You’ve been using Manager long enough, @dalacor, that you may remember the Guides used to be on a separate web site before they migrated to the forum. @lubos is moving back in that direction. He also has plans to revise the scheme for how releases are announced and described.

No I can see that you guys have been working hard to update and revamp the guides. I am not criticising. I just wanted to highlight that if you are looking for something like say dividends - its very hard to find where in the guides it is if you don’t know where to look. Thats what I liked about the contents page that used to be there - it was easier to find the relevant section. What you have got is explanations per tab, but something like how to calculate dividends doesn’t go under a tab.

It was just more to make you aware of how the end user sees the guide.

All understood. And it’s a work in progress. Besides, there isn’t anything about dividends to find. :wink:

Generally, corporation tax is a set rate and for your 2016/17 20% or 20p in the pound - read here


If you put “UK Dividend” into google, there are a number of reports to read.
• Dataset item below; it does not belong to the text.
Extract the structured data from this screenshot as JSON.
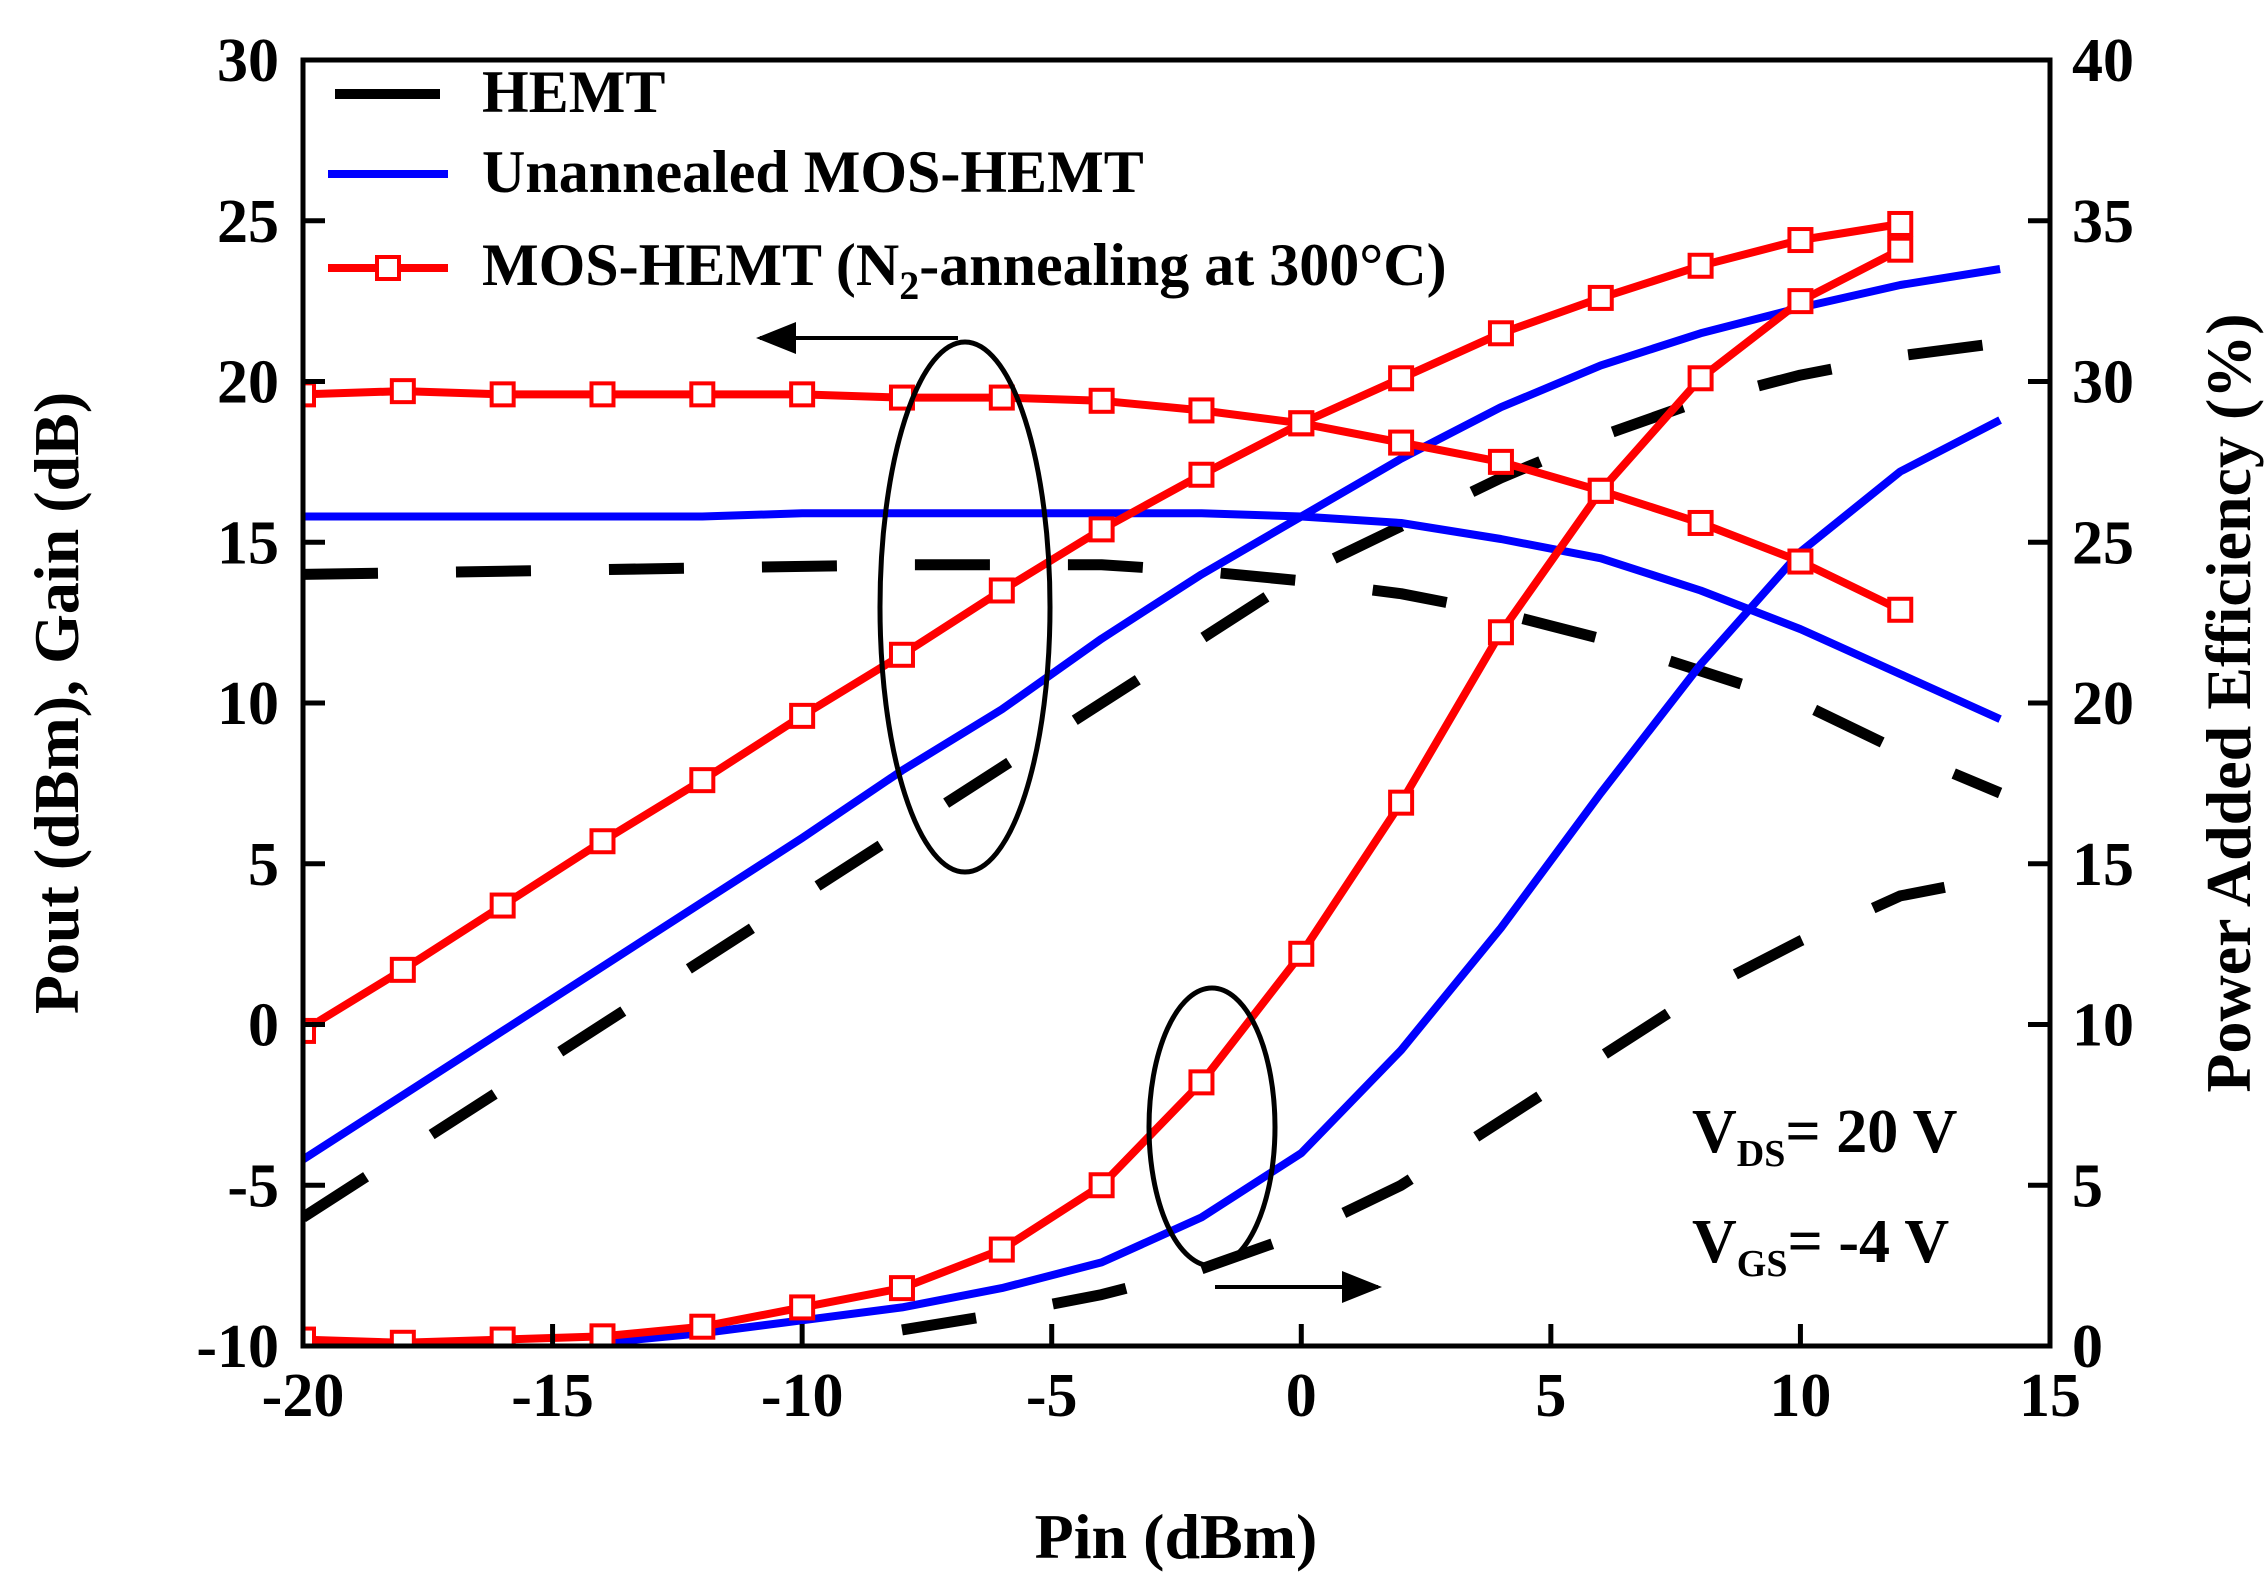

It appears that over the past few years a number of changes has been occurring but you may need to separate out Public Company v’s Private Company dividends - but your “quaint” accountant should be up to speed here.

My quaint acountant lol :grinning: I actually think she is very good at her job. I will leave the corporation tax to her. You are correct that its 20% of net profits, but by the simple expedient of moving things from P & L to balance sheet for example or vice versa, this affects the Corporation Tax as well as claiming for other things that I may not have claimed for over the year.